Negarakertagama menyebutnya sebagai Saludong atau Selurong, dimana pada abad 14 merupakan salah satu propinsi dari Kerajaan besar Majapahit di bawah realisasi Sumpah Palapa. Namun kemudian di awal runtuhnya Majapahit, kota yang merupakan pusat Dinasty Tondo hingga akhirnya remuk digilas kekuatan berpanji satu Tuhan, Kesultanan Bolkiah Brunei, dan berubah menjadi negara satelit Kerajaan Brunei. Mungkin disinilah gerbang awal dari penyebaran Islam di Filipina. Dan di akhir abad 16 datanglah paham kolonialisme yang menyisip pada semangat pembuktian teori dari ilmuwan yang pernah dianggap menentang otoritas gereja, Galileo Galilei, bahwa Bumi itu bulat.

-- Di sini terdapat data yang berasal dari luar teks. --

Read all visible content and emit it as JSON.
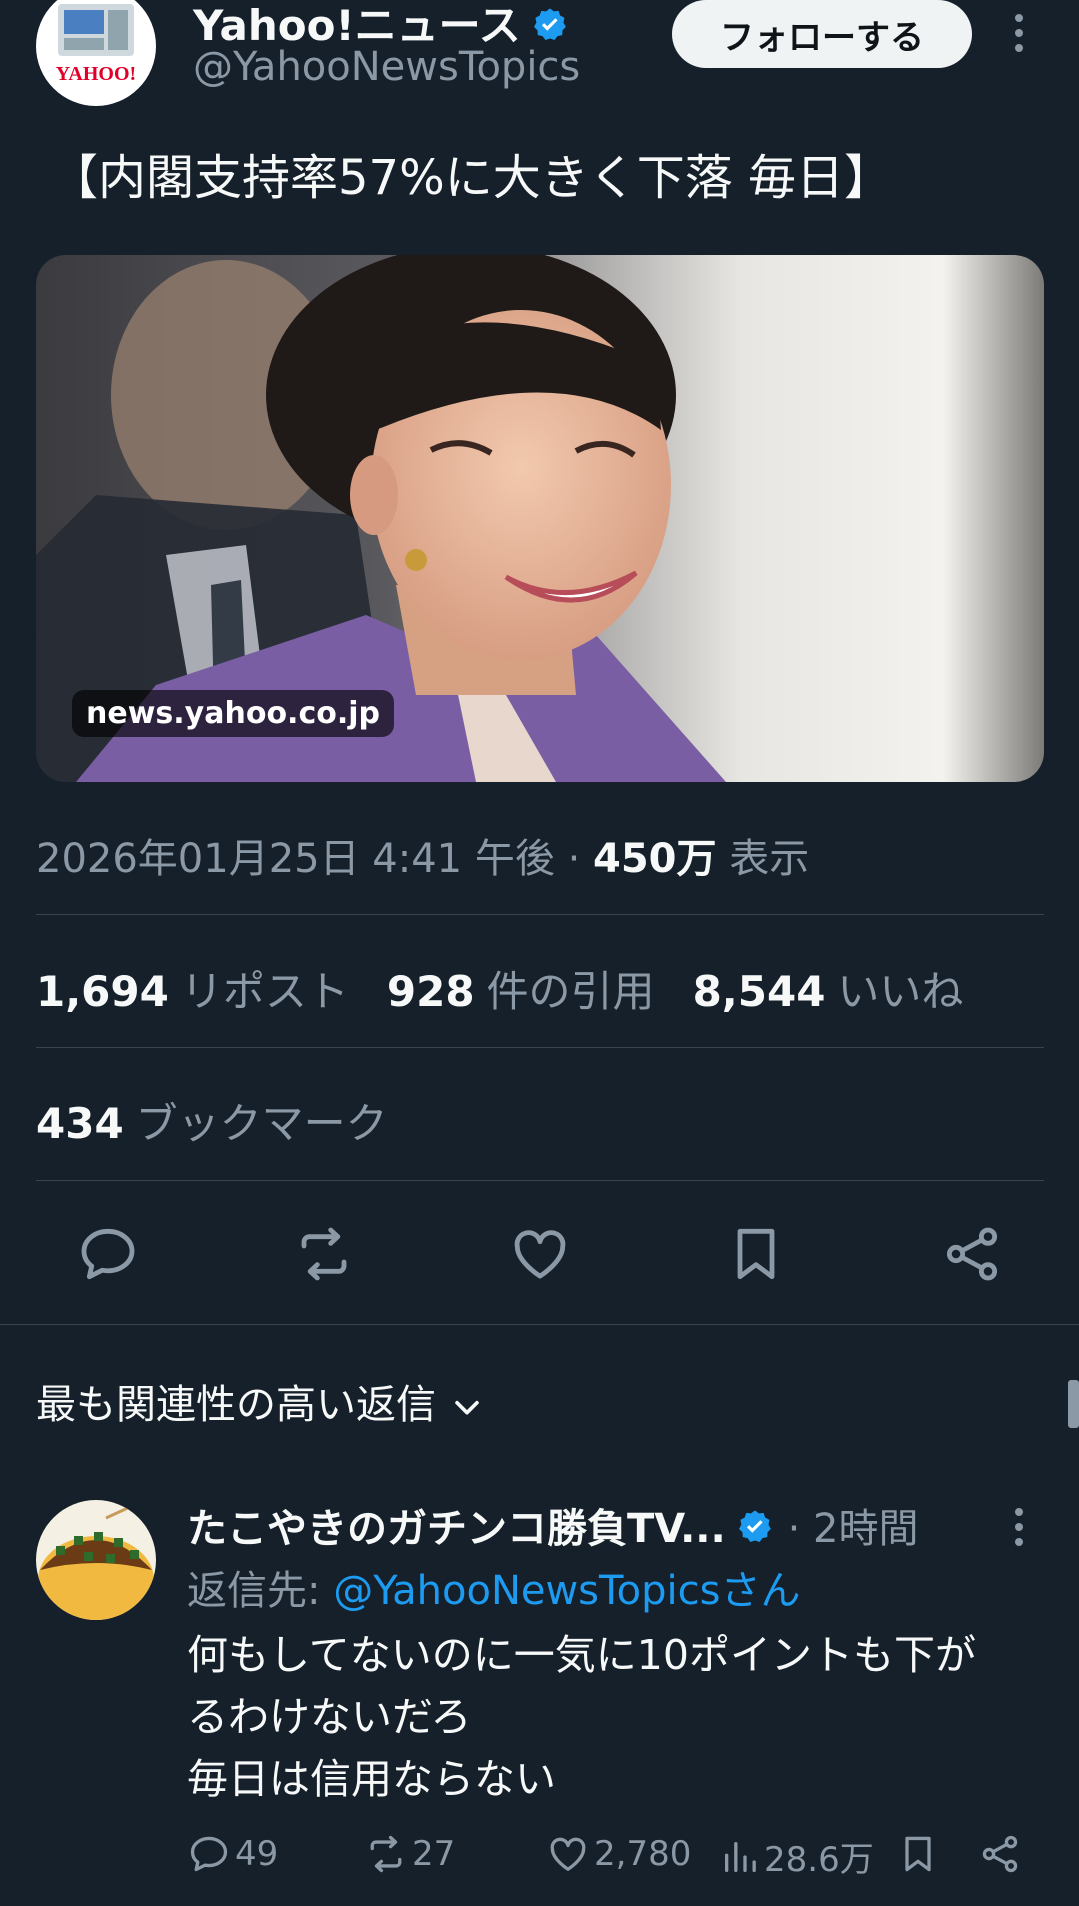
{
  "post": {
    "account_name": "Yahoo!ニュース",
    "account_handle": "@YahooNewsTopics",
    "avatar_logo_text": "YAHOO!",
    "follow_label": "フォローする",
    "headline": "【内閣支持率57%に大きく下落 毎日】",
    "media_domain": "news.yahoo.co.jp",
    "timestamp": "2026年01月25日 4:41 午後",
    "separator": "·",
    "views_count": "450万",
    "views_label": "表示",
    "reposts_count": "1,694",
    "reposts_label": "リポスト",
    "quotes_count": "928",
    "quotes_label": "件の引用",
    "likes_count": "8,544",
    "likes_label": "いいね",
    "bookmarks_count": "434",
    "bookmarks_label": "ブックマーク"
  },
  "replies_section": {
    "sort_label": "最も関連性の高い返信"
  },
  "reply": {
    "author_name": "たこやきのガチンコ勝負TV...",
    "time": "· 2時間",
    "reply_prefix": "返信先:",
    "reply_to": "@YahooNewsTopicsさん",
    "body_lines": [
      "何もしてないのに一気に10ポイントも下が",
      "るわけないだろ",
      "毎日は信用ならない"
    ],
    "replies": "49",
    "reposts": "27",
    "likes": "2,780",
    "views": "28.6万"
  },
  "colors": {
    "background": "#15202b",
    "accent": "#1d9bf0",
    "muted": "#8b98a5",
    "divider": "#38444d"
  },
  "icons": [
    "verified-badge-icon",
    "more-icon",
    "reply-icon",
    "repost-icon",
    "like-icon",
    "bookmark-icon",
    "share-icon",
    "chevron-down-icon",
    "views-icon"
  ]
}
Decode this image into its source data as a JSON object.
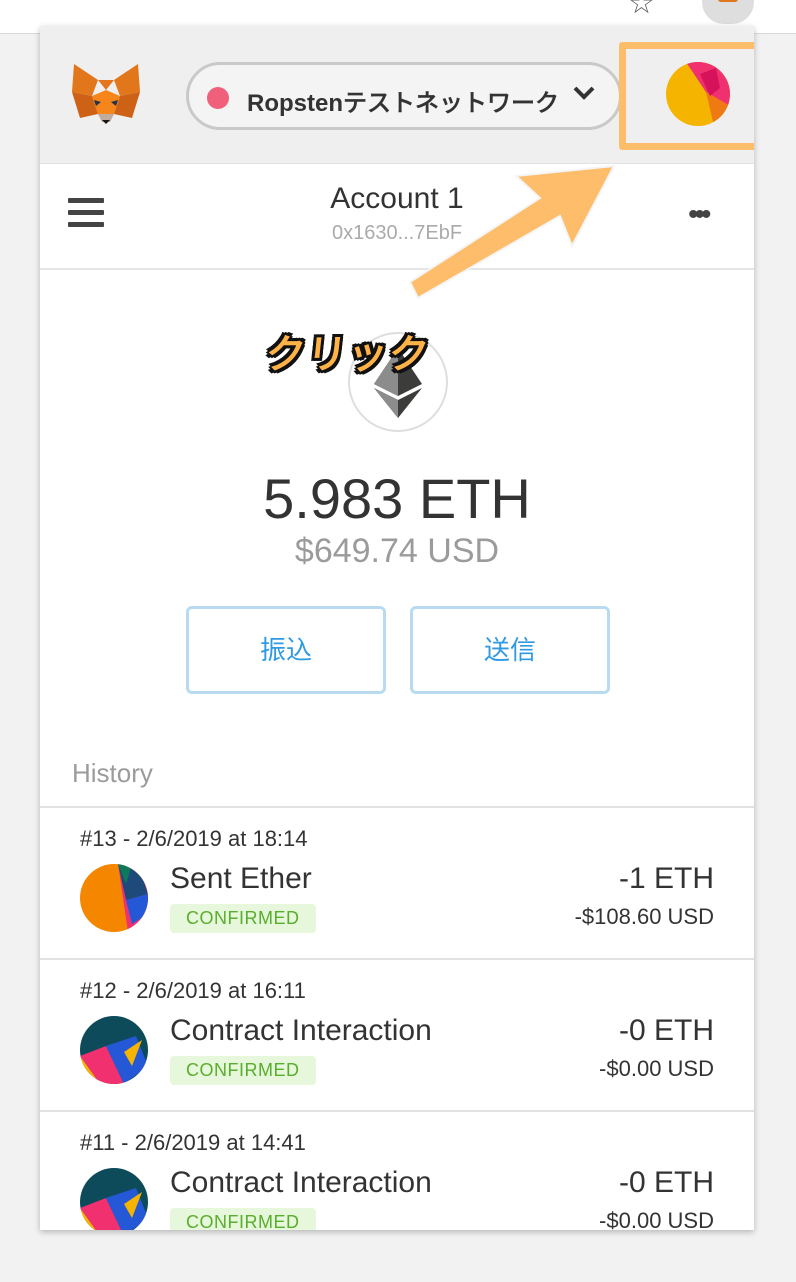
{
  "network": {
    "label": "Ropstenテストネットワーク",
    "dot_color": "#f0607a"
  },
  "account": {
    "name": "Account 1",
    "address": "0x1630...7EbF"
  },
  "annotation": {
    "label": "クリック",
    "highlight_color": "#fdbd6b"
  },
  "balance": {
    "eth": "5.983 ETH",
    "usd": "$649.74 USD"
  },
  "actions": {
    "deposit": "振込",
    "send": "送信"
  },
  "history": {
    "label": "History",
    "items": [
      {
        "date": "#13 - 2/6/2019 at 18:14",
        "title": "Sent Ether",
        "status": "CONFIRMED",
        "amount": "-1 ETH",
        "fiat": "-$108.60 USD"
      },
      {
        "date": "#12 - 2/6/2019 at 16:11",
        "title": "Contract Interaction",
        "status": "CONFIRMED",
        "amount": "-0 ETH",
        "fiat": "-$0.00 USD"
      },
      {
        "date": "#11 - 2/6/2019 at 14:41",
        "title": "Contract Interaction",
        "status": "CONFIRMED",
        "amount": "-0 ETH",
        "fiat": "-$0.00 USD"
      }
    ]
  },
  "icons": {
    "logo": "metamask-fox-icon",
    "menu": "hamburger-menu-icon",
    "more": "more-options-icon",
    "chevron": "chevron-down-icon",
    "account": "account-identicon",
    "currency": "ethereum-icon"
  }
}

Inggris Raya juga pernah berkuasa di kota ini, namun tidak berlangsung lama kembali ke tangan Spanyol. Selepas dari Spanyol, Panji kolonialisme kembali merajam kota ini. Hingga awal abad 20, negeri ini menjadi medan perang antara Republik Filipina melawan Amerika Serikat. Dan akhirnya bersamaan dengan berakhirnya PD II, Filipina dan Manila khususnya menjadi tuan di negerinya sendiri.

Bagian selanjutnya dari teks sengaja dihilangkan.